Hours later, the father returned to the daycare to pick up his child — only to realize the boy had never been dropped off.
Novoa said she opened the back door of the father’s car and found the toddler in the back seat. She immediately called 911.
“This is a tragedy that happened to them and to all of us,” Novoa told the outlet, describing the child and his parents as a “wonderful family.”
Plantation police said they have opened a death investigation.
The heartbreaking incident unfolded on a brutally hot day in South Florida. Temperatures in Plantation reached 94 degrees Monday, with the heat index climbing to a sweltering 102 degrees, according to AccuWeather.

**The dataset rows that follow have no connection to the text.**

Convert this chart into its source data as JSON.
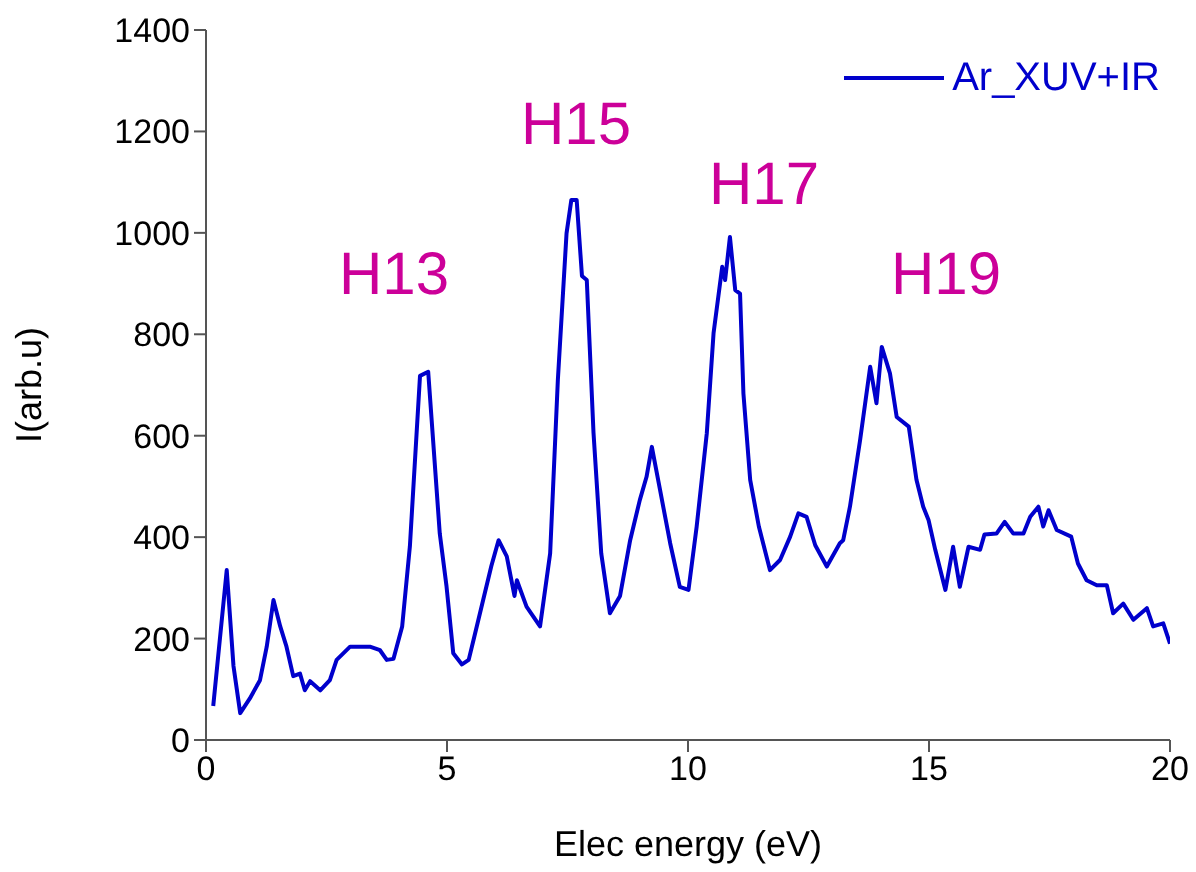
{
  "chart_data": {
    "type": "line",
    "xlabel": "Elec energy (eV)",
    "ylabel": "I(arb.u)",
    "x": [
      0.15,
      0.43,
      0.57,
      0.71,
      0.91,
      1.12,
      1.26,
      1.4,
      1.54,
      1.67,
      1.81,
      1.95,
      2.05,
      2.16,
      2.37,
      2.57,
      2.71,
      2.99,
      3.2,
      3.4,
      3.61,
      3.75,
      3.89,
      4.07,
      4.23,
      4.44,
      4.61,
      4.85,
      4.99,
      5.13,
      5.31,
      5.45,
      5.55,
      5.75,
      5.92,
      6.07,
      6.24,
      6.4,
      6.45,
      6.65,
      6.93,
      7.14,
      7.3,
      7.48,
      7.58,
      7.69,
      7.8,
      7.9,
      8.04,
      8.2,
      8.38,
      8.59,
      8.8,
      9.0,
      9.14,
      9.25,
      9.42,
      9.63,
      9.83,
      10.01,
      10.18,
      10.39,
      10.53,
      10.71,
      10.77,
      10.87,
      10.98,
      11.08,
      11.15,
      11.29,
      11.47,
      11.7,
      11.91,
      12.12,
      12.29,
      12.46,
      12.64,
      12.88,
      13.15,
      13.22,
      13.36,
      13.57,
      13.78,
      13.91,
      14.02,
      14.19,
      14.33,
      14.58,
      14.74,
      14.88,
      14.99,
      15.13,
      15.34,
      15.5,
      15.64,
      15.82,
      16.06,
      16.15,
      16.4,
      16.57,
      16.75,
      16.96,
      17.1,
      17.27,
      17.37,
      17.48,
      17.65,
      17.95,
      18.09,
      18.27,
      18.48,
      18.69,
      18.82,
      19.03,
      19.24,
      19.52,
      19.65,
      19.86,
      20.0
    ],
    "series": [
      {
        "name": "Ar_XUV+IR",
        "color": "#0000cc",
        "values": [
          67,
          335,
          146,
          53,
          82,
          118,
          184,
          276,
          224,
          184,
          126,
          131,
          98,
          116,
          98,
          118,
          158,
          184,
          184,
          184,
          177,
          158,
          160,
          224,
          382,
          718,
          726,
          407,
          303,
          171,
          149,
          158,
          197,
          276,
          343,
          394,
          362,
          284,
          315,
          263,
          224,
          368,
          710,
          999,
          1065,
          1065,
          915,
          907,
          605,
          368,
          250,
          284,
          394,
          473,
          519,
          578,
          493,
          388,
          302,
          296,
          421,
          605,
          802,
          933,
          907,
          992,
          887,
          880,
          683,
          513,
          421,
          335,
          355,
          401,
          447,
          440,
          384,
          342,
          388,
          394,
          460,
          591,
          736,
          664,
          775,
          723,
          637,
          618,
          513,
          460,
          434,
          375,
          296,
          381,
          302,
          381,
          375,
          405,
          407,
          430,
          407,
          407,
          440,
          460,
          421,
          453,
          414,
          401,
          348,
          315,
          305,
          305,
          250,
          269,
          237,
          260,
          224,
          230,
          190
        ]
      }
    ],
    "xlim": [
      0,
      20
    ],
    "xticks": [
      0,
      5,
      10,
      15,
      20
    ],
    "ylim": [
      0,
      1400
    ],
    "yticks": [
      0,
      200,
      400,
      600,
      800,
      1000,
      1200,
      1400
    ],
    "grid": false,
    "legend": "top right",
    "marker": "none",
    "line_style": "solid",
    "annotations": [
      "H13",
      "H15",
      "H17",
      "H19"
    ]
  }
}
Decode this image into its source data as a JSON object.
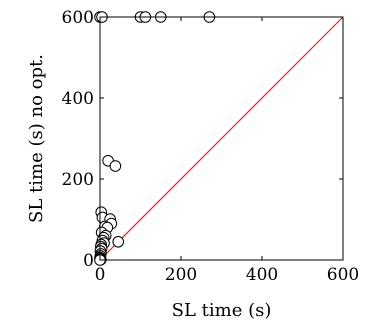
{
  "chart_data": {
    "type": "scatter",
    "xlabel": "SL time (s)",
    "ylabel": "SL time (s) no opt.",
    "xlim": [
      0,
      600
    ],
    "ylim": [
      0,
      600
    ],
    "xticks": [
      0,
      200,
      400,
      600
    ],
    "yticks": [
      0,
      200,
      400,
      600
    ],
    "grid": false,
    "diagonal": {
      "from": [
        0,
        0
      ],
      "to": [
        600,
        600
      ],
      "color": "#e8202a"
    },
    "series": [
      {
        "marker": "circle",
        "fill": "#ffffff",
        "stroke": "#000000",
        "points": [
          [
            0,
            600
          ],
          [
            5,
            600
          ],
          [
            100,
            600
          ],
          [
            112,
            600
          ],
          [
            150,
            600
          ],
          [
            270,
            600
          ],
          [
            20,
            245
          ],
          [
            38,
            232
          ],
          [
            3,
            118
          ],
          [
            6,
            105
          ],
          [
            25,
            101
          ],
          [
            28,
            90
          ],
          [
            12,
            83
          ],
          [
            18,
            80
          ],
          [
            4,
            68
          ],
          [
            14,
            60
          ],
          [
            9,
            55
          ],
          [
            6,
            48
          ],
          [
            45,
            45
          ],
          [
            10,
            42
          ],
          [
            3,
            38
          ],
          [
            2,
            33
          ],
          [
            4,
            28
          ],
          [
            1,
            22
          ],
          [
            2,
            15
          ],
          [
            1,
            10
          ],
          [
            0,
            6
          ],
          [
            1,
            4
          ],
          [
            0,
            2
          ],
          [
            2,
            1
          ],
          [
            0,
            0
          ]
        ]
      }
    ]
  }
}
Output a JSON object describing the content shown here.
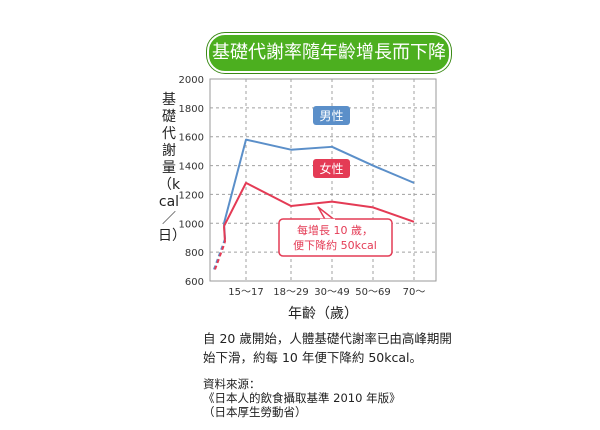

The boy’s death is now the third hot car-related child death reported in Florida this year.
On June 20, a 3-year-old boy died in Hillsborough County after being unknowingly left inside a hot car by his father, WFLA reported. Deputies said the father later found the child unresponsive in a vehicle parked outside the family’s home. That case remains under investigation.
About two weeks before that, another 18-month-old boy, Sebastian, died after police said his father, 33-year-old Scott Allen Gardner, left him locked inside a truck for more than three hours in Ormond Beach while temperatures climbed into the 90s.
Authorities said Gardner allegedly stopped at a barbershop and then a lounge before the child was found. Police later said he gave investigators multiple false accounts of what happened before his arrest.
Since 1990, more than 1,100 children have died in hot cars across the United States, according to Kids and Car Safety. The group says 88% of those deaths involved children age 3 or younger.
On average, about 40 children die each year from heatstroke inside vehicles. Thousands more have survived with injuries.
Florida has seen 123 child hot car deaths from 1990 to 2024.
Safety experts warn that a parked vehicle can become deadly within minutes. Even when windows are cracked, the temperature inside a car can soar to 125 degrees, trapping children in a life-threatening heat chamber before anyone realizes something is wrong.